Abstract: During the last decade, ensemble clustering has been the subject of many researches in data mining. In ensemble clustering, several basic partitions are first generated and then a function is used for the clustering aggregation in order to create a final partition that is similar to all of the basic partitions as much as possible. Ensemble clustering has been proposed to enhance efficiency, strength, reliability, and stability of the clustering. A common slogan concerning the ensemble clustering techniques is that “the model combining several poorer models is better than a stronger model”. Here at this paper, an ensemble clustering method is proposed using the basic k-means clustering method as its base clustering algorithm. Also, this study could raise the diversity of consensus by adopting some measures.
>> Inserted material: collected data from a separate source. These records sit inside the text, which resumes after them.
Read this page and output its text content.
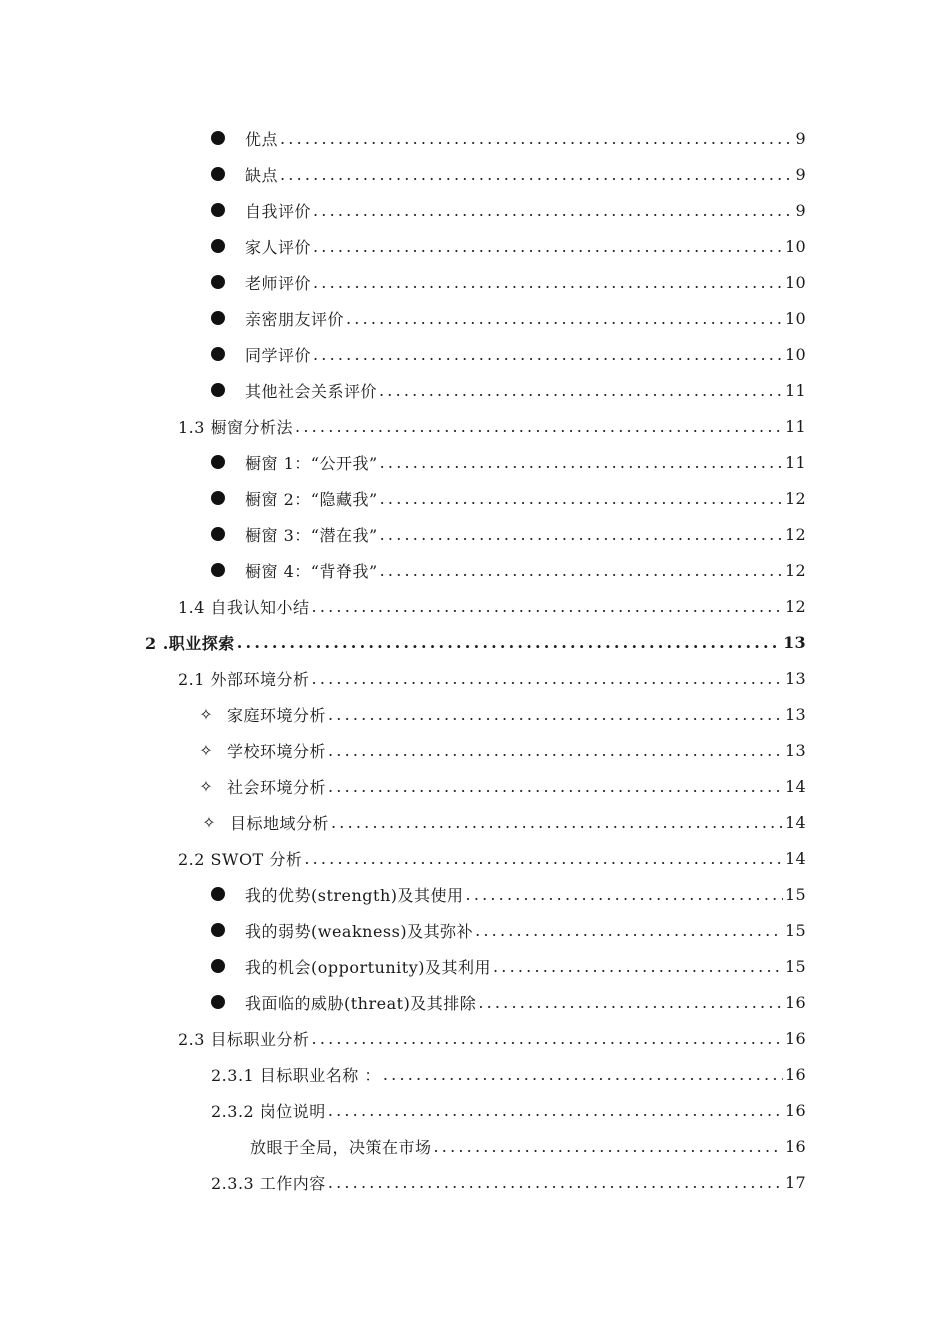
优点 .....	9
缺点 .....	9
自我评价 .....	9
家人评价 .....	10
老师评价 .....	10
亲密朋友评价 .....	10
同学评价 .....	10
其他社会关系评价 .....	11
1.3 橱窗分析法 .....	11
橱窗 1：“公开我” .....	11
橱窗 2：“隐藏我” .....	12
橱窗 3：“潜在我” .....	12
橱窗 4：“背脊我” .....	12
1.4 自我认知小结 .....	12
2 .职业探索 .....	13
2.1 外部环境分析 .....	13
✧ 家庭环境分析 .....	13
✧ 学校环境分析 .....	13
✧ 社会环境分析 .....	14
✧ 目标地域分析 .....	14
2.2 SWOT 分析 .....	14
我的优势(strength)及其使用 .....	15
我的弱势(weakness)及其弥补 .....	15
我的机会(opportunity)及其利用 .....	15
我面临的威胁(threat)及其排除 .....	16
2.3 目标职业分析 .....	16
2.3.1 目标职业名称 ： .....	16
2.3.2 岗位说明 .....	16
放眼于全局，决策在市场 .....	16
2.3.3 工作内容 .....	17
Although our clustering ensemble approach has the strengths of kmeans, such as its efficacy and low complexity, it lacks the drawbacks which the kmeans suffers from; such as its problem in detection of clusters that are not uniformly distributed or in the circular shape. In the empirical studies, we test the proposed ensemble clustering algorithm as well as the other up-to-date cluster ensembles on different data-sets. Based on the experimental results, our cluster ensemble method is stronger than the recent competitor cluster ensemble algorithms and is the most up-to-date clustering method available.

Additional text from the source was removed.